The control interface is designed to be simple, so almost everything is mouse driven. Moving the cursor round the screen directs the ship, while the throttle level is driven by the mouse wheel.

As far as non-linear progression is concerned, there’s nothing new. The standard routes to wealth and prosperity are available: interplanetary trading, bounty hunting, simple escort missions and, of course, you can sail close to the wind by assuming the life of a pirate.

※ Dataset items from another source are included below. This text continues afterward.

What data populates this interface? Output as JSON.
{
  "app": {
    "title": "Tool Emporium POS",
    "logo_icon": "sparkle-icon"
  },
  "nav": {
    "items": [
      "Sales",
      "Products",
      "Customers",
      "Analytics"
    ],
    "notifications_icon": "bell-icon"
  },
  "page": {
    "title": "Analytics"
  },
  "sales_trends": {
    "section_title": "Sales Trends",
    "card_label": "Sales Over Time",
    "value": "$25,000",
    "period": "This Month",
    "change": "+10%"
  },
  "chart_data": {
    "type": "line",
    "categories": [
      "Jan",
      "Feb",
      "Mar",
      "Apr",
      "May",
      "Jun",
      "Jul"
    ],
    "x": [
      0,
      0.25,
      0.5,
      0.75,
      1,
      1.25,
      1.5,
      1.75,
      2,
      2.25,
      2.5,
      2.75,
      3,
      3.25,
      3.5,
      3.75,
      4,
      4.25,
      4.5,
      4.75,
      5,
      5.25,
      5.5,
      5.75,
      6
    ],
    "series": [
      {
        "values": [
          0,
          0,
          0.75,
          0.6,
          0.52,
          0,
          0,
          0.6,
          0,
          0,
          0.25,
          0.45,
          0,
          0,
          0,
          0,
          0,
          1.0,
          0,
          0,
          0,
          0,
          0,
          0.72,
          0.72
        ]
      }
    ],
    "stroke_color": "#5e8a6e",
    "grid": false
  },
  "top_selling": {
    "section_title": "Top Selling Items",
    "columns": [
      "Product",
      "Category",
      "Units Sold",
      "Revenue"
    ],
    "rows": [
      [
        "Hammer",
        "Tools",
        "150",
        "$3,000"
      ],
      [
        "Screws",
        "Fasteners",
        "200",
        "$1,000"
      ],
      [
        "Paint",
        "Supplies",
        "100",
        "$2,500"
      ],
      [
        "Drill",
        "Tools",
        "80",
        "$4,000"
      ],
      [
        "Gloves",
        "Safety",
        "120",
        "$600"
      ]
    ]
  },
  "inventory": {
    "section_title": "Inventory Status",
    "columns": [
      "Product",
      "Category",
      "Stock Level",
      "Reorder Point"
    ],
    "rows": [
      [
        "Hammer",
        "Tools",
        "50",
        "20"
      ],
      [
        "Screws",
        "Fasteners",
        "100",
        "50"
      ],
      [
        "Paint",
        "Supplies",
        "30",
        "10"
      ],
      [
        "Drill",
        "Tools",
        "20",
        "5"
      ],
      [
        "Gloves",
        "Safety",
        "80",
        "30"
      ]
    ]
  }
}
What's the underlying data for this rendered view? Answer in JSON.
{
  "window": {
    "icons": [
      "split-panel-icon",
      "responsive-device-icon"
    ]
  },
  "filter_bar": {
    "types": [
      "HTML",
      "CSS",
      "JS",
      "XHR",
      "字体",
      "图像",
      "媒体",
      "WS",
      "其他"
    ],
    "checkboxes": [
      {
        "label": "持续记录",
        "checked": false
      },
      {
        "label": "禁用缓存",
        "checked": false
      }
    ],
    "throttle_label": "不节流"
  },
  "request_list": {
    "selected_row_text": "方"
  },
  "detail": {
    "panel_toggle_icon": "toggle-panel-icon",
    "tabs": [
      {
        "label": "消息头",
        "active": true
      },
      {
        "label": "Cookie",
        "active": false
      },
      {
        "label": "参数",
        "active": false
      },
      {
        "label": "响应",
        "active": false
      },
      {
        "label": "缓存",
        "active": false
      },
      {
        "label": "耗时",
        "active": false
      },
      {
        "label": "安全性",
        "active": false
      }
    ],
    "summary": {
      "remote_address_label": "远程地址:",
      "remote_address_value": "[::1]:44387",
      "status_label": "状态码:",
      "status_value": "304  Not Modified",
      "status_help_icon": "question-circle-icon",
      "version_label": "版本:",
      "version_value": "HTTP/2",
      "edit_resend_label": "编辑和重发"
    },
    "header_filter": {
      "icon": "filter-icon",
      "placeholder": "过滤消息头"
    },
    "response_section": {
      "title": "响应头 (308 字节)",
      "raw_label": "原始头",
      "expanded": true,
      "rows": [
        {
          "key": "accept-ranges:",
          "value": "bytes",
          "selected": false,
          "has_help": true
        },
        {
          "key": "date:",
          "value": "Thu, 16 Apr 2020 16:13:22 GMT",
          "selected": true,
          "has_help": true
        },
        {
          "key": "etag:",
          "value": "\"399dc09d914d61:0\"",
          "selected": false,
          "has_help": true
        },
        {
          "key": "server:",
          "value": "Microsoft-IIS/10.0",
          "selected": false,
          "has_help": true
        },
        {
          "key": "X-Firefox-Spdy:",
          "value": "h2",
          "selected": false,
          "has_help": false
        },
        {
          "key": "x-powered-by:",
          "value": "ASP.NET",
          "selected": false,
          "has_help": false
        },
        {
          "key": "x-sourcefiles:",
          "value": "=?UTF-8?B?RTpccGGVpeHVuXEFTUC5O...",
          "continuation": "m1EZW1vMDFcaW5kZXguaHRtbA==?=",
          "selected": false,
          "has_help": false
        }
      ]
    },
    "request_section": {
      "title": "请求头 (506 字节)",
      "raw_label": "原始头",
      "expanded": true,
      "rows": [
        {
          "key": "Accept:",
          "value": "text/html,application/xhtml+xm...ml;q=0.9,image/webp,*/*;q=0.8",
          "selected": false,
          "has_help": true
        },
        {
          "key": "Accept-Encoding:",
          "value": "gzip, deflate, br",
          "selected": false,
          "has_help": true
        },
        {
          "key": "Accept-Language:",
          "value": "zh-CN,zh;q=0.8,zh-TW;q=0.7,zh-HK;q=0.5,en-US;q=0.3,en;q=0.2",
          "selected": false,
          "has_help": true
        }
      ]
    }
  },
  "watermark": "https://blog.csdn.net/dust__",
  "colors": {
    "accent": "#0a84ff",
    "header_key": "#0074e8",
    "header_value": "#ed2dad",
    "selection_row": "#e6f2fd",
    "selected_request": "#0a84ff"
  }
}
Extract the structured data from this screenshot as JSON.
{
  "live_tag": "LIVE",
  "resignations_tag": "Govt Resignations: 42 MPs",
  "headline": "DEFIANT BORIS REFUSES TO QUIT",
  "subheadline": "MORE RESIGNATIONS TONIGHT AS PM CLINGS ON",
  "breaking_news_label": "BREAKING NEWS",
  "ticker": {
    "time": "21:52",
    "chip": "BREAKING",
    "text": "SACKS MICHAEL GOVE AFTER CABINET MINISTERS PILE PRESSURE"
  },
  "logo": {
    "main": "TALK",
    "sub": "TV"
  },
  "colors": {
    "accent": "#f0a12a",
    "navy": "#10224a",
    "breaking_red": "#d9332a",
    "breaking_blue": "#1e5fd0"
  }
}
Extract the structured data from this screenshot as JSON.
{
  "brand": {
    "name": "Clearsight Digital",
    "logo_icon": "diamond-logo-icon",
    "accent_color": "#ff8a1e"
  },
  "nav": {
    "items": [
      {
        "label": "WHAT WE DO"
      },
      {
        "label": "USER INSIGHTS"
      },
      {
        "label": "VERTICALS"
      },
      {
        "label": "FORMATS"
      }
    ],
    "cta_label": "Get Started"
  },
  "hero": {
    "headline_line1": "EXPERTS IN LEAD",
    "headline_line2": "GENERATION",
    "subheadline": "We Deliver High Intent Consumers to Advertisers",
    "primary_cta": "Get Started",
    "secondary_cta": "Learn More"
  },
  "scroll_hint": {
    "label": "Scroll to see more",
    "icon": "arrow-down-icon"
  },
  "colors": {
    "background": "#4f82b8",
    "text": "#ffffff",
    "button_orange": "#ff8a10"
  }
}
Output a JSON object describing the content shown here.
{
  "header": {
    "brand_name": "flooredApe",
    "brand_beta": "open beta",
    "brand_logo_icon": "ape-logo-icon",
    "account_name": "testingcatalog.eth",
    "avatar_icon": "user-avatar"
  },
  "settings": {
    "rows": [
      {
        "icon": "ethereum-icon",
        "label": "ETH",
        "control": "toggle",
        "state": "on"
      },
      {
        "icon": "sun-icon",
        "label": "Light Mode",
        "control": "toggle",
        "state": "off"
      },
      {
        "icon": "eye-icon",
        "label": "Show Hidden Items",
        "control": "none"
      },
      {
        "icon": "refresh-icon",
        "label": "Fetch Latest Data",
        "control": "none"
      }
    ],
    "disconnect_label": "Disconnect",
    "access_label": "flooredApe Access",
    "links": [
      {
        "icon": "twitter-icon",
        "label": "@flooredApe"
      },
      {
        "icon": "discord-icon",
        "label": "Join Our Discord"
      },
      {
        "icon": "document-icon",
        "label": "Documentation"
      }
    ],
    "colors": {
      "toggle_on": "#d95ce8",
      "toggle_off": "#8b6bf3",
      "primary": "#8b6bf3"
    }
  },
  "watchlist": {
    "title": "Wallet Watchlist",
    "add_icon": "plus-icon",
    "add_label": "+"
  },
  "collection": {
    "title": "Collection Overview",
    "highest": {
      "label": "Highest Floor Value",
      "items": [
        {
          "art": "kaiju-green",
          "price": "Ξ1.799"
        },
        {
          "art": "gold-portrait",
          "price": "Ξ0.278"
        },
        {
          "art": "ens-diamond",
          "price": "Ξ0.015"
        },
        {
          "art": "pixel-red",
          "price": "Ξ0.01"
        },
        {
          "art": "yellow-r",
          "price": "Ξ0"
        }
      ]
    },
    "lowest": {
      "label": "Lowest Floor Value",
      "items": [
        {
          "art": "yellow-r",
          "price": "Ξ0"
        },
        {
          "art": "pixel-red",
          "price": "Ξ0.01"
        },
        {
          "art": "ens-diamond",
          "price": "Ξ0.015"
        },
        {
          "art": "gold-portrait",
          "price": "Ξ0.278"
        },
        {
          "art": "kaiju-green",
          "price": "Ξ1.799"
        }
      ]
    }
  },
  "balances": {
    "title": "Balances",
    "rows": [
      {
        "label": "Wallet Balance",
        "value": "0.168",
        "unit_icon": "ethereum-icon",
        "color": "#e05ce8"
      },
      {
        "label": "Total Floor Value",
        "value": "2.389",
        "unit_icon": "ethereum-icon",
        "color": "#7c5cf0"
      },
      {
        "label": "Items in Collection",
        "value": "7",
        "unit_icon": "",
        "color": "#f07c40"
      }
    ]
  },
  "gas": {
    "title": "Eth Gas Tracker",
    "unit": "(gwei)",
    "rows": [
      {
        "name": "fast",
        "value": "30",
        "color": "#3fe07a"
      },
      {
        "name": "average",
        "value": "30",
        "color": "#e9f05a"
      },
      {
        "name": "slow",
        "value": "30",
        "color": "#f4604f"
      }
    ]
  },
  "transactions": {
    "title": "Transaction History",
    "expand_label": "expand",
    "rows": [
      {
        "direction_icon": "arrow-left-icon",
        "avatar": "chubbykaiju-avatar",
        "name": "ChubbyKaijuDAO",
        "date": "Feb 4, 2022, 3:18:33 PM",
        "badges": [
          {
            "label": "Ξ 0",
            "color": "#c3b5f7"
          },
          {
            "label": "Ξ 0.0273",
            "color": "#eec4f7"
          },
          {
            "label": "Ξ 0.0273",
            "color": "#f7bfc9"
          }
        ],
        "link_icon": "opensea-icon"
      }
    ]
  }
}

There’s no doubt that DarkStar One is a rough diamond, but it’s shiny enough that you’ll excuse aspects such as the predictably bad in-game dialogue delivery. The game manages to strike a balance between having enough of a plot to keep you playing and being sufficiently open-ended that you don’t feel you’re being spoon-fed. But with only a limited number of environments and voice messages, the novelty wanes faster than it might do with other, more complex space operas. Conversely, with an economic model that doesn’t require an apprenticeship at the Adam Smith Institute, trading is actually fun.

DarkStar One is a worthy attempt to keep the Elite genre alive and, despite the lack of online play, it’s an addictive game that will see you flying your trusted ship across the cosmos into the wee small hours for a good while. There’s no real originality here, but that doesn’t stop it being fun. It may lack the longevity of other space-trading games, but nonetheless it looks super and should keep you entertained until winter is upon us.